Workington took the lead on 55 mins and, when they got the third soon after, it was all over bar the shouting. There was a lot of that towards the end from their fans, the self-styled “Carlisle ’aters” and “Barrow ’aters” (they are their nearest rivals, 50 miles away), enjoying their side’s first away victory of the season. Earlier they’d chanted “USA, USA!” to encourage their American goalie, Alex Wimmer, much like Reading fans used to support Shaka Hislop.

For the neutral a far better contest was by now reaching its climax at the seaside. Marske got the winner in injury time. What a pity that the draw sends them to Southport. Ho, hum.

Fashion notes: Workington’s away strip is a fetching combination of lime green, black and red. Talking of hideous strips have a look at this lot from last week’s Guardian online.

Programme notes: Today’s match was in the FA Cup and Guisborough’s left back has sticky-out ears. Insert joke here.
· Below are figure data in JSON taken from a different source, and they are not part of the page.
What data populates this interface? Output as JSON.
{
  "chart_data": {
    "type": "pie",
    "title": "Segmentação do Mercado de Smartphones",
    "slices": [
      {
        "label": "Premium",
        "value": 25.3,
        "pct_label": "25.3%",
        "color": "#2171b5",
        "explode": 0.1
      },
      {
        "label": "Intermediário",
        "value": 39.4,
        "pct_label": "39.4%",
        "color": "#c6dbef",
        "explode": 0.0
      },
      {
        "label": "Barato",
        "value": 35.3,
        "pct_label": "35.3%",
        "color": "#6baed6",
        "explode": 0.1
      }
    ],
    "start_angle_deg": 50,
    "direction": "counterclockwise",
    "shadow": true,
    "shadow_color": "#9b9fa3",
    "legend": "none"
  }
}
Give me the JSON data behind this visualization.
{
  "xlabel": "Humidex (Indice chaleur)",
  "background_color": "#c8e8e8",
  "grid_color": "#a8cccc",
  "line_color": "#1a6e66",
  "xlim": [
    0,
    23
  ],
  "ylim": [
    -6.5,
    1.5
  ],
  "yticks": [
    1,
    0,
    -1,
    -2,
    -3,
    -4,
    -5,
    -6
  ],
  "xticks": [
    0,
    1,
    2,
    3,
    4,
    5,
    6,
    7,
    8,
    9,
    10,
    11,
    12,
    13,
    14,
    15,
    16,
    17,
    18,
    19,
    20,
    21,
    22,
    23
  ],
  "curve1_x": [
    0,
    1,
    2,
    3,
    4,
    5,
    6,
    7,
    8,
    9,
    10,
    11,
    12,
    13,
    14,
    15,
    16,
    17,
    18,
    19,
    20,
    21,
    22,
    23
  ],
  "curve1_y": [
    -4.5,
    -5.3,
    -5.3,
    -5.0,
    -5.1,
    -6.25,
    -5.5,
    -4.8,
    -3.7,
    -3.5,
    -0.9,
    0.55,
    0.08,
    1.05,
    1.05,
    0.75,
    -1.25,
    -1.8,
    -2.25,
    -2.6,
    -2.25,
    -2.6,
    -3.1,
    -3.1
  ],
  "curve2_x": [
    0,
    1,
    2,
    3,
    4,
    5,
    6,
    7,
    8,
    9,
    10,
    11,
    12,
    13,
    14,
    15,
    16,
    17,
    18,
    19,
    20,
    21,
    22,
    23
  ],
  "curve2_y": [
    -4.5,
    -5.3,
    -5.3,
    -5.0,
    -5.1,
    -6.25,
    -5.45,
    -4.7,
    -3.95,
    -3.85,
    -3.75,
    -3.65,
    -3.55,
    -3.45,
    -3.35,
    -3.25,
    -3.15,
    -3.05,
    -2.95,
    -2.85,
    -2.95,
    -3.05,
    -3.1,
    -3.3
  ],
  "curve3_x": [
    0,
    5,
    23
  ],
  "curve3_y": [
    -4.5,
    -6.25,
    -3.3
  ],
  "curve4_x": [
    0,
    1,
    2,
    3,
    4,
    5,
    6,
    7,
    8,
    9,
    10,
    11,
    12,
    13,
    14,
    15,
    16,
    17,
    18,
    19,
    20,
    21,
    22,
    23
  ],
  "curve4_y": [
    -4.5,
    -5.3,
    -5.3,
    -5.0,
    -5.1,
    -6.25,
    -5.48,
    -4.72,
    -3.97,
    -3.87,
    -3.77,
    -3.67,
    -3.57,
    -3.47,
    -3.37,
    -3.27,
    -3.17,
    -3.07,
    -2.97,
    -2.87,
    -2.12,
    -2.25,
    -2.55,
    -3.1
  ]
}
Gavin Skelton of Workington played in the Scottish Cup Final for Gretna in 2006 and in the subsequent UEFA Cup qualifier against Derry City.

Seventies albatrosses around their necks: Much as Nottingham Forest will forever be known in the media as “former European champions Nottingham Forest” so Workington will always have the “ex-League club” prefix. They hosted a pre-Munich Man United in front of 21,000 and twice reached the quarter-finals of the League Cup in the sixties. Here’s an extract of an evocative amateur film about their final home league match in 1977.

Football in the back garden: This backdrop takes some beating. It’s Buckingham Palace which last week provided the venue for an amateur match staged as part of the FA’s 150th anniversary celebrations.

1 comment:

Uwdi Krugg said...

Wonderful report unlike that awful Workington kit (yuk).